Manage the paint – ongoing: We are working with the 16 ounces of paint in the formerly empty can; thin this paint 10% by adding 1.6 ounces of Interlux 333 reducer, mix well. It is not possible to obtain consistent good results using polurethane (or other oil based) paint without thinning. All else being equal, if the paint is applied too thin, the result is that more coats will be needed, but a good outcome is assured. If applied too thick, a smooth finished texture is unlikely, runs will appear in vertical surfaces, drying/hardening takes much longer – you will waste much more time (and expensive material) if you have to do it over.

For my typical project (first session described above) I would figure two or possibly three coats to cover, with 24 hours minimum between coats. You can push this wait to overnight as you become more experienced.

A few word here on taping and cleanup. If you are working outside, you must use a high quality rain resistant (marked 2 weeks) 1″ wide blue masking tape to protect adjacent surfaces. I do not usually re-tape between coats – sometimes, after the last coat, run a utility knife blade point gently along the tape/paint edge to reduce the possibility of lifting.

Application to the surface: The two elements of painting needing close coordination are managing the paint at the time of application and applying it to the surface. Insure the temperature of the paint and the temperature of the surface are the same. Target 75 degrees (F), never work colder than 65 degrees or warmer than 80 degrees or in direct sunlight until you build more skill.

The last thing to do before you pick up the brush is to correctly adjust the consistency of the paint in the can you are about to use. Though it is not wide, there is a range of consistency between too thick and too thin that will work fine for the session. First indication is how the paint flows and drips off the bottom of the stick you just used to stir the paint….

There is not much mystery about how things are going while painting. There are many tell-tales – here are four. Drag on the brush …. Wet edge …. Layout flat …. Runs ….

Limit length of session to prevent paint from drying in the heel of the brush ….

In summary, get consistency correct before application begins, verify that it is correct at the start of application and correct if required, or curse under your breath at the runs or other defects you will observe after the session is complete.

Paint has both protecting and sealing properties in addition to improving appearance ….
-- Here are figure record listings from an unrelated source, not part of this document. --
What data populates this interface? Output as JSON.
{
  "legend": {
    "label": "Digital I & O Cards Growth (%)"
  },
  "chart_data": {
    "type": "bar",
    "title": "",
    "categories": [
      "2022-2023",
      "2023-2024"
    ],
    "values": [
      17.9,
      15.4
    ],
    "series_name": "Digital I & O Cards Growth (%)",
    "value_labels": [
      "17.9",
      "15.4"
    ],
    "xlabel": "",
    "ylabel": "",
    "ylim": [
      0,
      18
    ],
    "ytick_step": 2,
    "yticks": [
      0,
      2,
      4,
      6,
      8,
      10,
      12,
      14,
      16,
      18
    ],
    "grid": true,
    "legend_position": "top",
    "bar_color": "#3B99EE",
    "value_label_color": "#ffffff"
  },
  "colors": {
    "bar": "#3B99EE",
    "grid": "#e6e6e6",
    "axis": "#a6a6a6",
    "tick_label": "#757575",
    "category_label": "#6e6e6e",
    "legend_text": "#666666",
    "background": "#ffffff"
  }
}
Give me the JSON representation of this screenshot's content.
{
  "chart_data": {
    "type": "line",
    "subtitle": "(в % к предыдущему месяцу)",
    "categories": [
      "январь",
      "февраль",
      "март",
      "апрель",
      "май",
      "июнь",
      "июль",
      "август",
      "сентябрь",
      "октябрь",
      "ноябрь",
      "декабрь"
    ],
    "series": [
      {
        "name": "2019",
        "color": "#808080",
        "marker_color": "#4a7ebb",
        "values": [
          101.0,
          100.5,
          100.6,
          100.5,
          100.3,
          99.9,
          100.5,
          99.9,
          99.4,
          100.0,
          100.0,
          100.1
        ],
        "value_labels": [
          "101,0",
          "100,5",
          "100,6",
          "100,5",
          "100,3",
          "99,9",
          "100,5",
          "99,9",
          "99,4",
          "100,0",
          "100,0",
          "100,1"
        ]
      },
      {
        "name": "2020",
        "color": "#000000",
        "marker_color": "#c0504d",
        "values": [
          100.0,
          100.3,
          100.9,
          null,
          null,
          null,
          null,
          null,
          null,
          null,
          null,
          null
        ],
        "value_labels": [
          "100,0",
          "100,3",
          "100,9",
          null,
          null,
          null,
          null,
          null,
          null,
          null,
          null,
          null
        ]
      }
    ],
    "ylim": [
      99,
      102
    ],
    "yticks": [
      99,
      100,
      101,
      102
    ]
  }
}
Oil Paint Brush Cleaning Best Practices: See following post

Project and Session Cleanup: Remove tape protecting adjacent surfaces ….

Finally: I hope I have convinced you that the results you can obtain are worth the effort. On smooth wood or fiberglass, these polyurethane paints look great for years. A maintenance coat after a few years easily restores the gloss to original. Please read the directions on the can. Much work has gone into making these paints provide great results and ease of use. But there is work involved. No quick fixes here. Just like in woodworking, knowing where your thumb is while using the band saw, know that in painting, the major waster of time and money is having to do work over.